A uniform rope of length 12 mm and mass 6 kg hangs vertically from a rigid support. A block of mass 2 kg is attached to the free end of the rope. A transverse pulse of wavelength 0.06 m is produced at the lower end of the rope. What is the wavelength of the pulse when it reaches the top of the rope?

To solve the problem, we need to determine the wavelength of a transverse pulse as it travels from the bottom to the top of a hanging rope.
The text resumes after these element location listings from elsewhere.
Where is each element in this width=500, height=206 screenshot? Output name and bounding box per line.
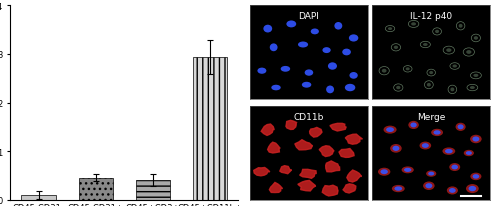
Ellipse shape xyxy=(446,49,452,53)
Ellipse shape xyxy=(410,123,416,128)
Ellipse shape xyxy=(472,137,480,142)
Ellipse shape xyxy=(450,88,454,92)
Ellipse shape xyxy=(378,168,390,176)
Ellipse shape xyxy=(396,86,400,90)
Ellipse shape xyxy=(384,126,396,134)
Bar xyxy=(22,195,56,200)
Ellipse shape xyxy=(470,135,482,144)
Text: Merge: Merge xyxy=(417,112,446,121)
Polygon shape xyxy=(347,170,362,182)
Ellipse shape xyxy=(342,49,351,56)
Ellipse shape xyxy=(452,165,458,170)
Ellipse shape xyxy=(350,73,358,79)
Ellipse shape xyxy=(450,163,460,171)
Ellipse shape xyxy=(270,44,278,52)
Ellipse shape xyxy=(423,182,434,190)
Polygon shape xyxy=(310,128,322,137)
Ellipse shape xyxy=(426,171,436,177)
Ellipse shape xyxy=(470,173,482,180)
Bar xyxy=(192,58,227,200)
Ellipse shape xyxy=(382,69,386,73)
Ellipse shape xyxy=(280,67,290,72)
Bar xyxy=(78,178,113,200)
Ellipse shape xyxy=(435,30,439,34)
Ellipse shape xyxy=(258,68,266,74)
Ellipse shape xyxy=(456,123,466,131)
Polygon shape xyxy=(286,121,296,130)
Ellipse shape xyxy=(334,23,342,30)
Ellipse shape xyxy=(468,186,476,191)
Ellipse shape xyxy=(264,26,272,33)
Ellipse shape xyxy=(310,29,319,35)
Ellipse shape xyxy=(426,183,432,188)
Ellipse shape xyxy=(322,48,330,54)
Ellipse shape xyxy=(447,186,458,194)
Ellipse shape xyxy=(392,185,404,192)
Ellipse shape xyxy=(428,172,434,176)
Ellipse shape xyxy=(302,82,312,88)
Polygon shape xyxy=(322,185,338,196)
Ellipse shape xyxy=(404,168,411,172)
Polygon shape xyxy=(339,149,354,158)
Ellipse shape xyxy=(474,37,478,41)
Ellipse shape xyxy=(420,142,431,150)
Polygon shape xyxy=(268,143,280,153)
Polygon shape xyxy=(330,124,346,131)
Ellipse shape xyxy=(445,149,452,154)
Ellipse shape xyxy=(345,84,356,92)
Ellipse shape xyxy=(449,188,456,193)
Ellipse shape xyxy=(442,148,455,155)
Ellipse shape xyxy=(474,74,478,78)
Polygon shape xyxy=(343,184,356,193)
Ellipse shape xyxy=(394,46,398,50)
Ellipse shape xyxy=(452,65,457,68)
Ellipse shape xyxy=(386,128,394,132)
Ellipse shape xyxy=(298,42,308,48)
Ellipse shape xyxy=(427,83,431,87)
Polygon shape xyxy=(300,170,316,178)
Ellipse shape xyxy=(408,121,419,129)
Ellipse shape xyxy=(429,72,433,75)
Ellipse shape xyxy=(349,35,358,42)
Ellipse shape xyxy=(466,51,471,55)
Ellipse shape xyxy=(328,63,337,70)
Ellipse shape xyxy=(472,174,479,179)
Ellipse shape xyxy=(272,85,280,91)
Ellipse shape xyxy=(423,44,428,47)
Polygon shape xyxy=(270,183,282,193)
Ellipse shape xyxy=(411,23,416,26)
Ellipse shape xyxy=(458,25,462,29)
Ellipse shape xyxy=(466,151,472,155)
Ellipse shape xyxy=(388,28,392,31)
Ellipse shape xyxy=(380,170,388,174)
Ellipse shape xyxy=(286,21,296,28)
Bar xyxy=(136,180,170,200)
Polygon shape xyxy=(280,166,291,174)
Ellipse shape xyxy=(402,167,414,173)
Ellipse shape xyxy=(390,144,402,153)
Ellipse shape xyxy=(470,87,475,90)
Ellipse shape xyxy=(464,150,474,156)
Polygon shape xyxy=(254,168,270,176)
Polygon shape xyxy=(319,146,334,157)
Ellipse shape xyxy=(406,68,409,71)
Polygon shape xyxy=(295,140,312,150)
Polygon shape xyxy=(346,135,362,145)
Polygon shape xyxy=(261,124,274,136)
Ellipse shape xyxy=(422,143,429,148)
Ellipse shape xyxy=(394,186,402,191)
Text: IL-12 p40: IL-12 p40 xyxy=(410,12,453,21)
Ellipse shape xyxy=(466,184,478,193)
Ellipse shape xyxy=(326,86,334,94)
Ellipse shape xyxy=(392,146,400,151)
Text: DAPI: DAPI xyxy=(298,12,320,21)
Polygon shape xyxy=(298,180,316,191)
Ellipse shape xyxy=(304,70,313,76)
Ellipse shape xyxy=(458,125,464,130)
Text: CD11b: CD11b xyxy=(294,112,324,121)
Ellipse shape xyxy=(431,129,443,136)
Ellipse shape xyxy=(434,131,440,135)
Text: B: B xyxy=(252,6,263,20)
Polygon shape xyxy=(326,161,340,172)
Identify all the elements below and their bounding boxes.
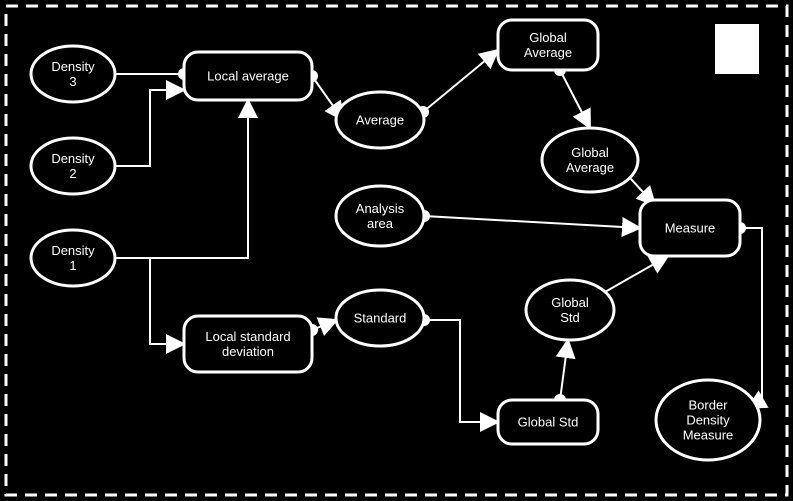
label-gavg_r: Average	[524, 45, 572, 60]
label-analysis: Analysis	[356, 201, 405, 216]
label-local_std: deviation	[222, 344, 274, 359]
label-standard: Standard	[354, 311, 407, 326]
edge-d1-local_std	[150, 258, 184, 344]
label-gavg_r: Global	[529, 30, 567, 45]
label-d3: Density	[51, 59, 95, 74]
label-local_std: Local standard	[205, 329, 290, 344]
label-result: Density	[686, 413, 730, 428]
edge-average-gavg_r	[423, 50, 498, 112]
label-gstd_e: Std	[560, 310, 580, 325]
edge-standard-gstd_r	[424, 320, 498, 422]
label-d1: 1	[69, 258, 76, 273]
label-d2: 2	[69, 166, 76, 181]
edge-measure-result	[740, 228, 762, 408]
edge-gstd_e-measure	[605, 256, 668, 292]
edge-d1-local_avg	[115, 100, 248, 258]
label-d3: 3	[69, 74, 76, 89]
label-d2: Density	[51, 151, 95, 166]
label-local_avg: Local average	[207, 69, 289, 84]
edge-d2-local_avg	[115, 90, 184, 166]
label-measure: Measure	[665, 221, 716, 236]
label-gavg_e: Global	[571, 145, 609, 160]
label-analysis: area	[367, 216, 394, 231]
label-gstd_e: Global	[551, 295, 589, 310]
edge-gstd_r-gstd_e	[560, 340, 568, 400]
label-result: Border	[688, 398, 728, 413]
label-gavg_e: Average	[566, 160, 614, 175]
edge-analysis-measure	[424, 216, 640, 228]
label-result: Measure	[683, 428, 734, 443]
label-average: Average	[356, 113, 404, 128]
nodes-layer: Density3Density2Density1Local averageLoc…	[31, 20, 760, 460]
label-gstd_r: Global Std	[518, 415, 579, 430]
label-d1: Density	[51, 243, 95, 258]
decoration-box	[715, 24, 759, 74]
edge-gavg_r-gavg_e	[560, 70, 590, 128]
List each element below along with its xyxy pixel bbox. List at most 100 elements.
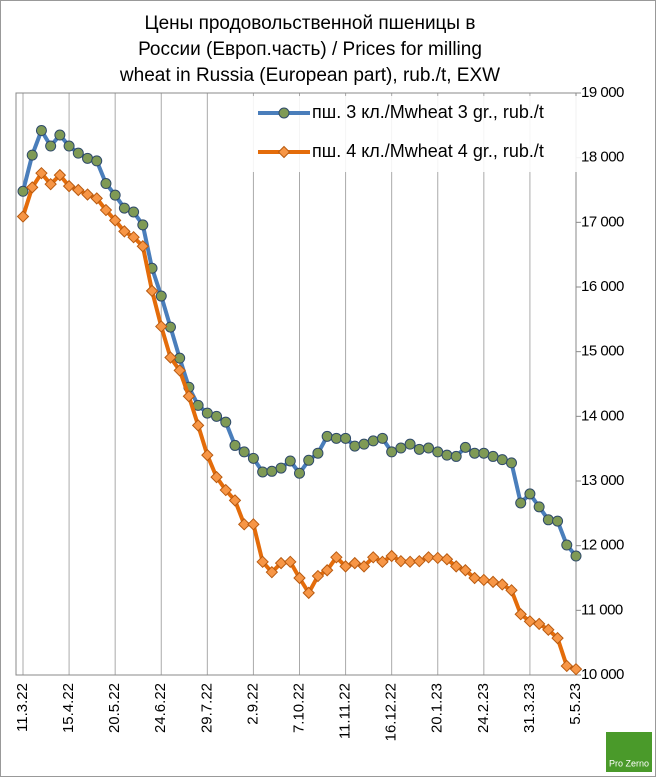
logo: Pro Zerno xyxy=(606,732,652,772)
point xyxy=(91,155,103,167)
point xyxy=(228,494,242,507)
y-tick-label: 19 000 xyxy=(581,84,624,101)
point xyxy=(99,203,113,217)
point xyxy=(302,586,315,600)
point xyxy=(311,569,325,583)
y-tick-label: 11 000 xyxy=(581,601,623,618)
point xyxy=(570,550,582,562)
point xyxy=(257,466,269,478)
point xyxy=(515,497,527,509)
legend-label: пш. 3 кл./Mwheat 3 gr., rub./t xyxy=(312,102,544,122)
point xyxy=(201,407,213,419)
point xyxy=(394,554,408,568)
point xyxy=(53,168,67,182)
point xyxy=(284,555,297,569)
point xyxy=(486,575,500,589)
point xyxy=(44,177,57,191)
point xyxy=(367,551,380,564)
point xyxy=(321,430,333,442)
plot xyxy=(16,125,583,676)
point xyxy=(173,364,186,377)
point xyxy=(17,185,29,197)
legend-box xyxy=(250,96,655,172)
chart-title: России (Европ.часть) / Prices for millin… xyxy=(138,39,482,60)
x-tick-label: 7.10.22 xyxy=(290,683,307,733)
x-tick-label: 11.3.22 xyxy=(14,683,31,732)
point xyxy=(72,183,85,197)
point xyxy=(542,623,555,636)
point xyxy=(376,432,388,444)
point xyxy=(164,321,176,333)
point xyxy=(211,410,223,422)
point xyxy=(348,556,362,570)
point xyxy=(174,352,186,364)
logo-mark xyxy=(606,732,652,772)
point xyxy=(108,214,122,227)
point xyxy=(487,450,499,462)
point xyxy=(450,450,462,462)
point xyxy=(82,152,94,164)
y-tick-label: 18 000 xyxy=(581,149,624,166)
point xyxy=(367,435,379,447)
x-tick-label: 11.11.22 xyxy=(337,683,354,739)
point xyxy=(385,549,398,563)
point xyxy=(340,432,352,444)
point xyxy=(63,140,75,152)
point xyxy=(339,560,352,573)
x-tick-label: 5.5.23 xyxy=(567,683,584,725)
point xyxy=(376,555,389,569)
point xyxy=(164,351,177,364)
point xyxy=(35,166,48,180)
point xyxy=(210,470,223,484)
point xyxy=(404,438,416,450)
point xyxy=(477,573,491,587)
point xyxy=(403,555,417,569)
point xyxy=(45,140,57,152)
point xyxy=(81,188,94,201)
point xyxy=(100,178,112,190)
point xyxy=(247,452,259,464)
point xyxy=(16,210,30,223)
x-tick-label: 20.1.23 xyxy=(429,683,446,733)
x-tick-label: 2.9.22 xyxy=(244,683,261,725)
chart-title: wheat in Russia (European part), rub./t,… xyxy=(119,65,500,86)
point xyxy=(478,447,490,459)
point xyxy=(413,554,426,568)
point xyxy=(136,240,150,253)
legend: пш. 3 кл./Mwheat 3 gr., rub./t пш. 4 кл./… xyxy=(250,96,655,172)
point xyxy=(395,442,407,454)
y-tick-label: 16 000 xyxy=(581,278,624,295)
point xyxy=(238,446,250,458)
point xyxy=(293,571,306,585)
plot-frame xyxy=(15,92,577,676)
point xyxy=(440,553,454,566)
point xyxy=(219,483,232,497)
y-tick-label: 12 000 xyxy=(581,537,624,554)
point xyxy=(532,617,546,631)
point xyxy=(275,462,287,474)
point xyxy=(469,447,481,459)
point xyxy=(330,432,342,444)
point xyxy=(386,446,398,458)
point xyxy=(265,565,279,579)
y-tick-label: 15 000 xyxy=(581,343,624,360)
point xyxy=(191,419,205,432)
point xyxy=(237,518,251,531)
point xyxy=(90,192,103,205)
point xyxy=(284,455,296,467)
point xyxy=(320,564,334,577)
point xyxy=(496,454,508,466)
point xyxy=(127,230,140,244)
point xyxy=(118,202,130,214)
point xyxy=(523,615,537,628)
logo-text: Pro Zerno xyxy=(609,758,649,768)
y-tick-label: 14 000 xyxy=(581,407,624,424)
point xyxy=(496,578,509,591)
point xyxy=(62,179,76,193)
point xyxy=(26,181,39,194)
point xyxy=(118,225,131,238)
point xyxy=(294,467,305,479)
point xyxy=(569,662,583,676)
point xyxy=(449,560,463,573)
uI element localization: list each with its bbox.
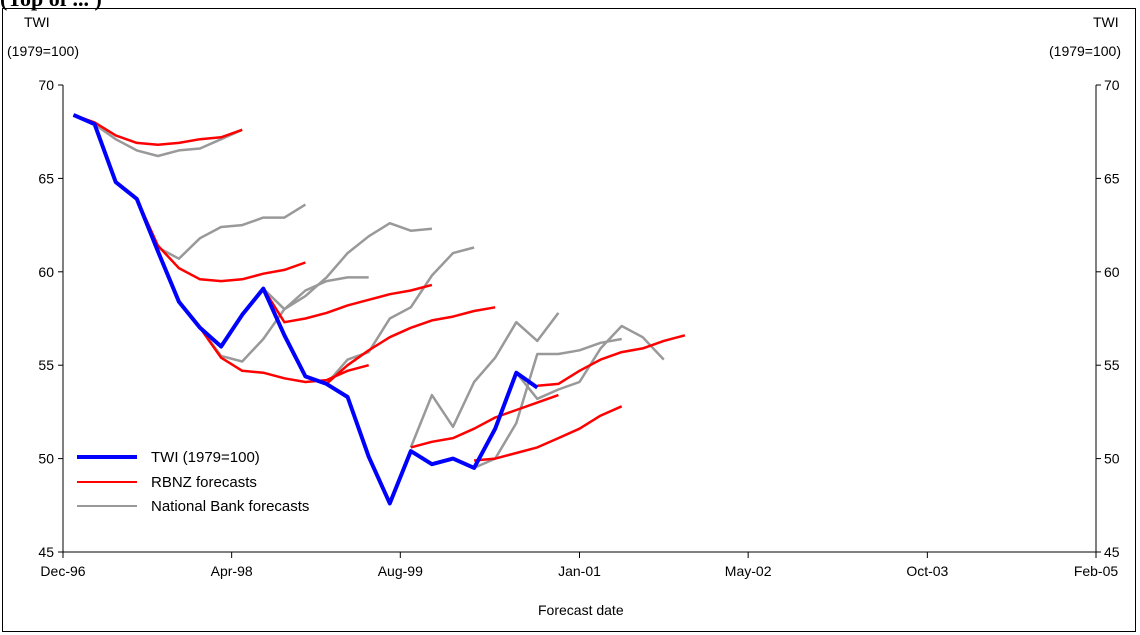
right-y-tick-label: 65 [1104,170,1120,186]
left-axis-title-line2: (1979=100) [7,43,79,59]
page-title: (Top of ... ) [0,0,102,12]
right-y-tick-label: 55 [1104,357,1120,373]
legend: TWI (1979=100) RBNZ forecasts National B… [77,449,309,515]
left-y-tick-label: 60 [38,264,54,280]
national-bank-forecast-line-1 [72,113,243,158]
national-bank-forecast-line-2 [135,198,307,260]
national-bank-forecast-line-7 [473,337,622,470]
left-y-tick-label: 50 [38,451,54,467]
twi-forecast-chart: 45 45 50 50 55 55 60 60 65 65 70 70 Dec-96 Apr-98 Aug-… [7,14,1121,618]
national-bank-forecast-line-5 [325,246,475,385]
rbnz-forecast-line-1 [73,113,243,147]
x-tick-label: Feb-05 [1074,563,1119,579]
right-y-tick-label: 45 [1104,544,1120,560]
x-tick-label: Dec-96 [40,563,85,579]
left-axis-title-line1: TWI [24,14,50,30]
national-bank-forecast-line-4 [262,221,433,311]
left-y-tick-label: 45 [38,544,54,560]
axes-layer: 45 45 50 50 55 55 60 60 65 65 70 70 Dec-96 Apr-98 Aug-… [38,77,1119,579]
right-axis-title-line1: TWI [1093,14,1119,30]
rbnz-forecast-line-3 [198,327,370,384]
rbnz-forecast-line-6 [410,393,559,449]
national-bank-forecast-line-6 [409,312,560,448]
left-y-tick-label: 65 [38,170,54,186]
twi-actual-line [72,113,539,506]
right-y-tick-label: 60 [1104,264,1120,280]
x-tick-label: May-02 [725,563,772,579]
x-tick-label: Apr-98 [211,563,253,579]
legend-label-rbnz: RBNZ forecasts [151,474,257,491]
left-y-tick-label: 55 [38,357,54,373]
rbnz-forecast-line-2 [135,198,306,283]
x-tick-label: Aug-99 [378,563,423,579]
right-y-tick-label: 70 [1104,77,1120,93]
rbnz-forecast-line-5 [325,306,496,385]
x-tick-label: Oct-03 [906,563,948,579]
x-axis-title: Forecast date [538,602,624,618]
legend-label-national-bank: National Bank forecasts [151,498,309,515]
right-y-tick-label: 50 [1104,451,1120,467]
rbnz-forecast-line-8 [537,334,686,387]
chart-frame: 45 45 50 50 55 55 60 60 65 65 70 70 Dec-96 Apr-98 Aug-… [2,8,1136,632]
rbnz-forecast-line-4 [262,283,433,324]
national-bank-forecast-line-8 [515,324,665,401]
rbnz-forecast-line-7 [473,405,623,462]
x-tick-label: Jan-01 [558,563,601,579]
left-y-tick-label: 70 [38,77,54,93]
legend-label-twi: TWI (1979=100) [151,449,260,466]
series-layer [72,113,686,506]
right-axis-title-line2: (1979=100) [1049,43,1121,59]
national-bank-forecast-line-3 [199,276,369,363]
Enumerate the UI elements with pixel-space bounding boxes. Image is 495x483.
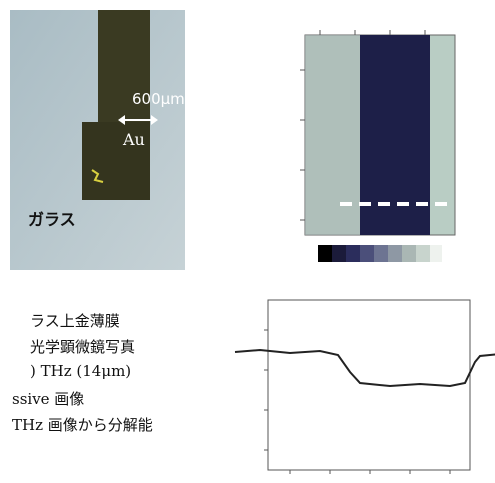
page: 600µm Au ガラス ラス上金薄膜 光学顕微鏡写真 ) THz (14μm)… <box>0 0 495 483</box>
caption-line: 光学顕微鏡写真 <box>30 336 135 357</box>
signal-line <box>235 350 495 386</box>
width-label: 600µm <box>132 90 185 108</box>
colorbar <box>318 245 442 262</box>
caption-line: ssive 画像 <box>12 388 84 409</box>
metal-label: Au <box>122 130 145 149</box>
plot-ticks <box>264 330 450 474</box>
caption-line: ラス上金薄膜 <box>30 310 120 331</box>
caption-line: THz 画像から分解能 <box>12 414 153 435</box>
substrate-label: ガラス <box>28 210 76 229</box>
figure: 600µm Au ガラス <box>0 0 495 483</box>
caption-line: ) THz (14μm) <box>30 362 131 380</box>
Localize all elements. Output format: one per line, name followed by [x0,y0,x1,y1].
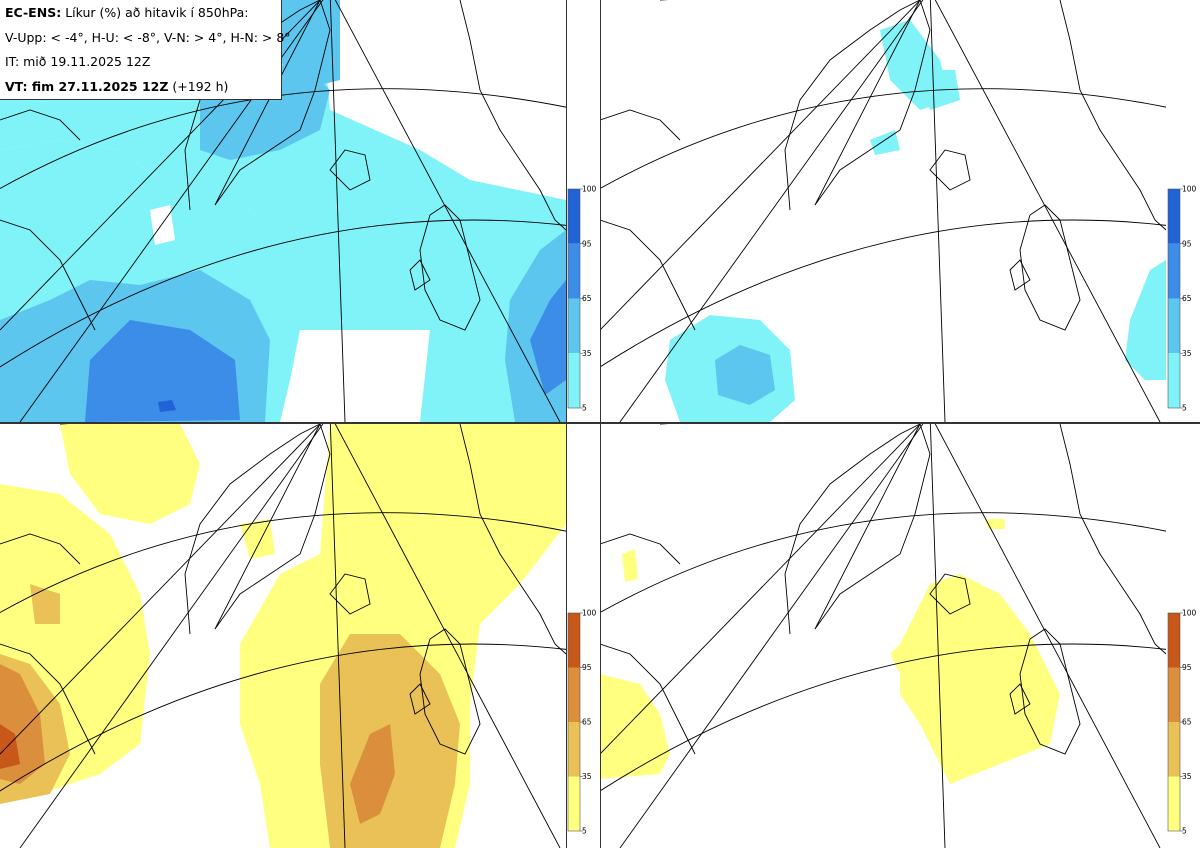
colorbar-warm-right: 100 95 65 35 5 [1167,609,1197,836]
colorbar-segment [1168,776,1180,831]
model-name: EC-ENS: [5,5,62,20]
colorbar-segment [1168,243,1180,299]
colorbar-segment [1168,667,1180,722]
panel-gap [566,0,600,848]
map-panel-warm-plus-4 [0,424,566,848]
graticule [600,0,1166,422]
colorbar-segment [1168,189,1180,244]
map-panel-warm-plus-8 [600,424,1166,848]
threshold-line: V-Upp: < -4°, H-U: < -8°, V-N: > 4°, H-N… [5,29,291,45]
probability-shading [0,0,566,422]
lead-time: (+192 h) [172,78,229,94]
map-warm-plus-4 [0,424,566,848]
forecast-info-box: EC-ENS: Líkur (%) að hitavik í 850hPa: V… [0,0,291,100]
probability-shading [0,424,566,848]
valid-time-line: VT: fim 27.11.2025 12Z (+192 h) [5,78,281,105]
coastlines [600,424,1166,755]
colorbar-frame [1167,612,1181,832]
colorbar-tick-label: 35 [1182,349,1192,358]
coastlines [600,0,1166,331]
colorbar-tick-label: 5 [1182,827,1187,836]
map-warm-plus-8 [600,424,1166,848]
colorbar-cold-right: 100 95 65 35 5 [1167,185,1197,413]
variable-description: Líkur (%) að hitavik í 850hPa: [65,5,249,20]
valid-time: VT: fim 27.11.2025 12Z [5,78,169,94]
colorbar-tick-label: 95 [1182,663,1192,672]
info-title-line: EC-ENS: Líkur (%) að hitavik í 850hPa: [5,6,281,31]
colorbar-segment [1168,613,1180,668]
panel-divider-vertical [566,0,567,848]
colorbar-tick-label: 95 [1182,239,1192,248]
colorbar-segment [1168,298,1180,354]
initial-time: IT: mið 19.11.2025 12Z [5,54,151,69]
colorbar-frame [1167,188,1181,409]
colorbar-tick-label: 100 [1182,609,1197,618]
colorbar-tick-label: 65 [1182,718,1192,727]
panel-divider-vertical-right [600,0,601,848]
map-cold-minus-8 [600,0,1166,422]
colorbar-segment [1168,722,1180,777]
colorbar-tick-label: 35 [1182,772,1192,781]
colorbar-segment [1168,353,1180,408]
graticule [0,424,566,848]
colorbar-tick-label: 5 [1182,404,1187,413]
probability-shading [600,519,1060,784]
probability-shading [665,20,1166,422]
map-panel-cold-minus-8 [600,0,1166,422]
colorbar-tick-label: 65 [1182,294,1192,303]
coastlines [0,424,566,755]
graticule [600,424,1166,848]
colorbar-tick-label: 100 [1182,185,1197,194]
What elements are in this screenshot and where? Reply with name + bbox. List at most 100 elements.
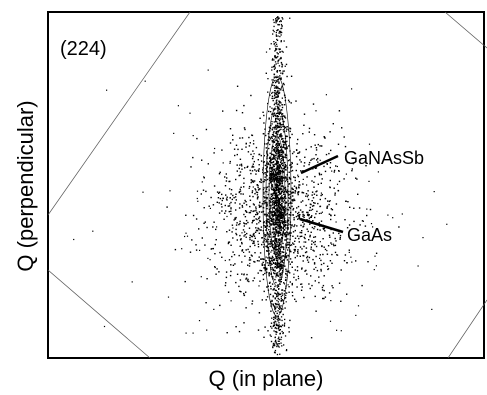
scatter-point: [271, 113, 273, 115]
scatter-point: [273, 193, 275, 195]
scatter-point: [202, 189, 205, 191]
scatter-point: [291, 182, 293, 184]
scatter-point: [279, 155, 281, 157]
scatter-point: [313, 134, 316, 136]
scatter-point: [261, 258, 263, 260]
scatter-point: [274, 90, 276, 92]
scatter-point: [334, 244, 337, 247]
scatter-point: [256, 211, 258, 214]
scatter-point: [276, 101, 278, 104]
scatter-point: [281, 251, 283, 253]
scatter-point: [275, 96, 278, 98]
scatter-point: [330, 218, 332, 221]
scatter-point: [279, 20, 281, 23]
scatter-point: [276, 90, 279, 92]
scatter-point: [320, 192, 322, 194]
scatter-point: [288, 101, 291, 103]
scatter-point: [277, 55, 279, 58]
scatter-point: [270, 136, 272, 139]
scatter-point: [329, 260, 332, 262]
scatter-point: [311, 243, 313, 245]
scatter-point: [276, 165, 279, 168]
scatter-point: [185, 332, 187, 334]
scatter-point: [286, 244, 288, 246]
scatter-point: [276, 17, 278, 19]
scatter-point: [279, 51, 282, 53]
scatter-point: [351, 170, 353, 172]
streak-contour: [262, 75, 292, 317]
scatter-point: [323, 136, 325, 138]
scatter-point: [251, 165, 254, 167]
scatter-point: [275, 144, 277, 146]
scatter-point: [280, 72, 282, 74]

The key steps involve calculating the tension at different points in the rope and using the relationship between wave speed, tension, and wavelength. ### Step-by-Step Solution: 1. **Identify the Given Data:** - Length of the rope (L) = 12 mm = 0.012 m - Mass of the rope (m_rope) = 6 kg - Mass of the block (m_block) = 2 kg - Wavelength at the bottom of the rope (λ_A) = 0.06 m 2. **Calculate the Tension at the Bottom of the Rope (T_A):** - The tension at the bottom of the rope is equal to the weight of the block. - \( T_A = m_{block} \cdot g = 2 \, \text{kg} \cdot 9.8 \, \text{m/s}^2 = 19.6 \, \text{N} \) 3. **Calculate the Total Weight at the Top of the Rope (T_B):** - The total weight acting on the rope includes the weight of the block and the weight of the rope itself. - The weight of the rope is \( m_{rope} \cdot g = 6 \, \text{kg} \cdot 9.8 \, \text{m/s}^2 = 58.8 \, \text{N} \) - Therefore, the total tension at the top of the rope is: - \( T_B = T_A + m_{rope} \cdot g = 19.6 \, \text{N} + 58.8 \, \text{N} = 78.4 \, \text{N} \) 4. **Determine the Wave Speeds at Both Points:** - The speed of a wave on a string is given by \( v = \sqrt{\frac{T}{\mu}} \), where \( \mu \) is the mass per unit length. - The mass per unit length of the rope is \( \mu = \frac{m_{rope}}{L} = \frac{6 \, \text{kg}}{0.012 \, \text{m}} = 500 \, \text{kg/m} \) 5. **Calculate the Wave Speeds:** - Speed at the bottom (v_A): \[ v_A = \sqrt{\frac{T_A}{\mu}} = \sqrt{\frac{19.6 \, \text{N}}{500 \, \text{kg/m}}} = \sqrt{0.0392} \approx 0.198 \, \text{m/s} \] - Speed at the top (v_B): \[ v_B = \sqrt{\frac{T_B}{\mu}} = \sqrt{\frac{78.4 \, \text{N}}{500 \, \text{kg/m}}} = \sqrt{0.1568} \approx 0.396 \, \text{m/s} \] 6. **Use the Relationship Between Wavelength and Wave Speed:** - Since the frequency (f) remains constant, we can use the relationship \( v = f \cdot \lambda \). - The ratio of the wavelengths is given by: \[ \frac{\lambda_A}{\lambda_B} = \frac{v_A}{v_B} \] - Substituting the values: \[ \frac{0.06 \, \text{m}}{\lambda_B} = \frac{0.198 \, \text{m/s}}{0.396 \, \text{m/s}} \implies \lambda_B = 2 \cdot 0.06 \, \text{m} = 0.12 \, \text{m} \] ### Final Answer: The wavelength of the pulse when it reaches the top of the rope is **0.12 m**.